16 August 2007

regional accents and dialects

While watching a show last night, Laurel and I were discussing the accent of one character, trying to determine in which part of England the person might have grown up.

Of course, we do this sort of thing all the time - even unconsciously - with American accents. It's not always easy to pinpoint a person's native region precisely, but in general its not difficult to distinguish, for instance, between New Yorkers, Minnesotans, New Englanders, Texans, and folks from the deep South. As with many Brits and "Received Pronunciation" (aka, the "BBC Accent"), Americans end up gravitating towards the "General American" of television news, though when tired, tipsy, or recently returned from a trip home, they revert back to their home accents.
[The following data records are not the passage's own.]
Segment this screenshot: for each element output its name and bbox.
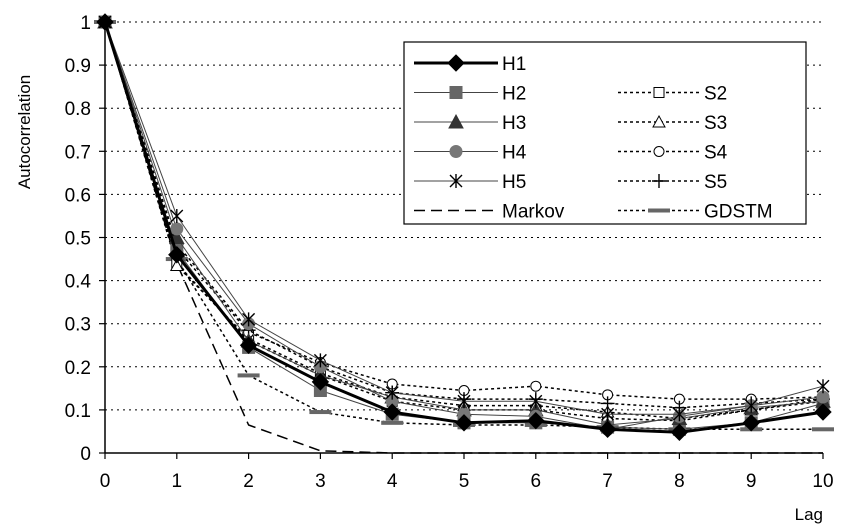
legend-label-h4: H4 xyxy=(502,143,527,164)
x-tick-label-7: 7 xyxy=(602,471,613,492)
y-tick-label-10: 1 xyxy=(80,13,91,34)
point-h1-0 xyxy=(96,13,114,31)
y-tick-label-5: 0.5 xyxy=(65,229,91,250)
series-markov xyxy=(104,21,823,454)
point-gdstm-4 xyxy=(381,420,404,425)
point-h5-2 xyxy=(242,312,256,327)
point-gdstm-3 xyxy=(309,410,332,415)
x-tick-label-0: 0 xyxy=(100,471,111,492)
point-h1-8 xyxy=(670,423,689,442)
legend-item-h4: H4 xyxy=(414,143,527,164)
y-tick-label-1: 0.1 xyxy=(65,401,91,422)
point-h5-10 xyxy=(816,379,830,394)
x-tick-label-2: 2 xyxy=(243,471,254,492)
legend-item-h5: H5 xyxy=(414,172,526,193)
point-h1-3 xyxy=(311,373,330,391)
legend-item-s4: S4 xyxy=(618,143,728,164)
legend-label-h3: H3 xyxy=(502,113,526,134)
x-axis-ticks: 0 1 2 3 4 5 6 7 8 9 10 xyxy=(100,453,834,492)
legend-item-markov: Markov xyxy=(414,202,565,223)
series-line-markov xyxy=(104,21,823,454)
point-h5-5 xyxy=(457,394,471,409)
legend-item-gdstm: GDSTM xyxy=(618,202,773,223)
series-line-s5 xyxy=(104,21,824,409)
point-h1-6 xyxy=(527,411,545,430)
legend-marker-s2 xyxy=(653,87,665,98)
legend-marker-s4 xyxy=(653,146,665,157)
legend-item-s2: S2 xyxy=(618,84,727,105)
x-tick-label-8: 8 xyxy=(674,471,685,492)
point-h5-7 xyxy=(601,407,615,422)
x-tick-label-6: 6 xyxy=(531,471,542,492)
y-tick-label-8: 0.8 xyxy=(65,99,91,120)
y-axis-title: Autocorrelation xyxy=(15,75,34,189)
legend-item-s5: S5 xyxy=(618,172,727,193)
legend-label-h5: H5 xyxy=(502,172,526,193)
point-s3-1 xyxy=(169,258,184,272)
legend-item-h2: H2 xyxy=(414,84,526,105)
point-h5-8 xyxy=(672,407,686,422)
legend-marker-h5 xyxy=(449,174,463,188)
legend-label-markov: Markov xyxy=(502,202,565,223)
legend-item-h1: H1 xyxy=(414,54,526,75)
point-gdstm-10 xyxy=(812,427,834,432)
legend-marker-h1 xyxy=(447,54,465,72)
point-h5-9 xyxy=(744,398,758,413)
y-axis-ticks: 0 0.1 0.2 0.3 0.4 0.5 0.6 0.7 0.8 0.9 1 xyxy=(65,13,105,465)
legend-label-s2: S2 xyxy=(704,84,727,105)
legend-label-s4: S4 xyxy=(704,143,728,164)
point-h4-1 xyxy=(170,222,184,236)
point-h1-5 xyxy=(455,414,473,432)
legend-marker-gdstm xyxy=(648,208,670,213)
legend-marker-h4 xyxy=(449,145,463,158)
y-tick-label-7: 0.7 xyxy=(65,142,91,163)
legend-marker-h2 xyxy=(449,86,463,99)
legend-marker-s3 xyxy=(652,114,666,128)
legend-box xyxy=(403,41,807,225)
x-axis-title: Lag xyxy=(795,505,823,524)
point-h1-10 xyxy=(814,403,832,421)
point-h1-7 xyxy=(598,420,617,439)
series-h1 xyxy=(96,13,832,442)
point-h5-4 xyxy=(385,385,399,400)
legend-item-h3: H3 xyxy=(414,113,526,134)
y-tick-label-9: 0.9 xyxy=(65,56,91,77)
legend-marker-s5 xyxy=(652,174,666,188)
y-tick-label-6: 0.6 xyxy=(65,185,91,206)
x-tick-label-9: 9 xyxy=(746,471,757,492)
legend: H1 H2 H3 H4 H5 Markov S2 S3 S4 S5 GDSTM xyxy=(403,41,807,225)
x-tick-label-5: 5 xyxy=(459,471,470,492)
point-h5-1 xyxy=(170,208,184,223)
legend-label-gdstm: GDSTM xyxy=(704,202,773,223)
legend-label-s5: S5 xyxy=(704,172,727,193)
x-tick-label-10: 10 xyxy=(812,471,833,492)
x-tick-label-1: 1 xyxy=(172,471,183,492)
legend-label-h1: H1 xyxy=(502,54,526,75)
point-h5-6 xyxy=(529,394,543,409)
y-tick-label-2: 0.2 xyxy=(65,358,91,379)
series-layer xyxy=(94,13,834,454)
x-tick-label-3: 3 xyxy=(315,471,326,492)
point-h1-1 xyxy=(168,246,186,264)
point-s4-6 xyxy=(530,380,542,392)
legend-item-s3: S3 xyxy=(618,113,727,134)
legend-label-h2: H2 xyxy=(502,84,526,105)
x-tick-label-4: 4 xyxy=(387,471,398,492)
legend-label-s3: S3 xyxy=(704,113,727,134)
point-h1-9 xyxy=(742,414,760,432)
point-h1-2 xyxy=(239,336,258,354)
y-tick-label-3: 0.3 xyxy=(65,315,91,336)
point-gdstm-2 xyxy=(237,373,260,378)
point-h5-3 xyxy=(313,353,327,368)
point-h1-4 xyxy=(383,403,401,421)
y-tick-label-0: 0 xyxy=(80,444,91,465)
y-tick-label-4: 0.4 xyxy=(65,272,92,293)
legend-marker-h3 xyxy=(448,113,464,129)
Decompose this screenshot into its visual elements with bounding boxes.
What I always find interesting about the UK is that there is a tremendous amount of regional variation in accent and dialect in a nation that is roughly the size the Wyoming. The British Library maintains an extremely interesting and educational website on British regional accents and dialects called Sounds Familiar?, which includes various sound recordings, with a number of extended clips from various parts of England, Wales, Scotland, and Northern Ireland.

Still, even the regional variation within a country as small as the UK can be put into perspective by comparing it to the combination of Pennsylvania, lower New York State (including NYC and Long Island), New Jersey, and Maryland. Those of us from this region - I'm a Philadelphia native - are probably aware of and can distinguish between a number of regional variations: Philadelphia, Main Line, Pittsburgh, Pennsylvania German, South Jersey, North Jersey, Long Island, Brooklyn, Baltimore, etc.

At any rate, we're still not sure what part of England the woman might have been from, though I suspect somewhere in the North. Nonetheless, we enjoyed learning more about the history of the shared language that distinguishes us all.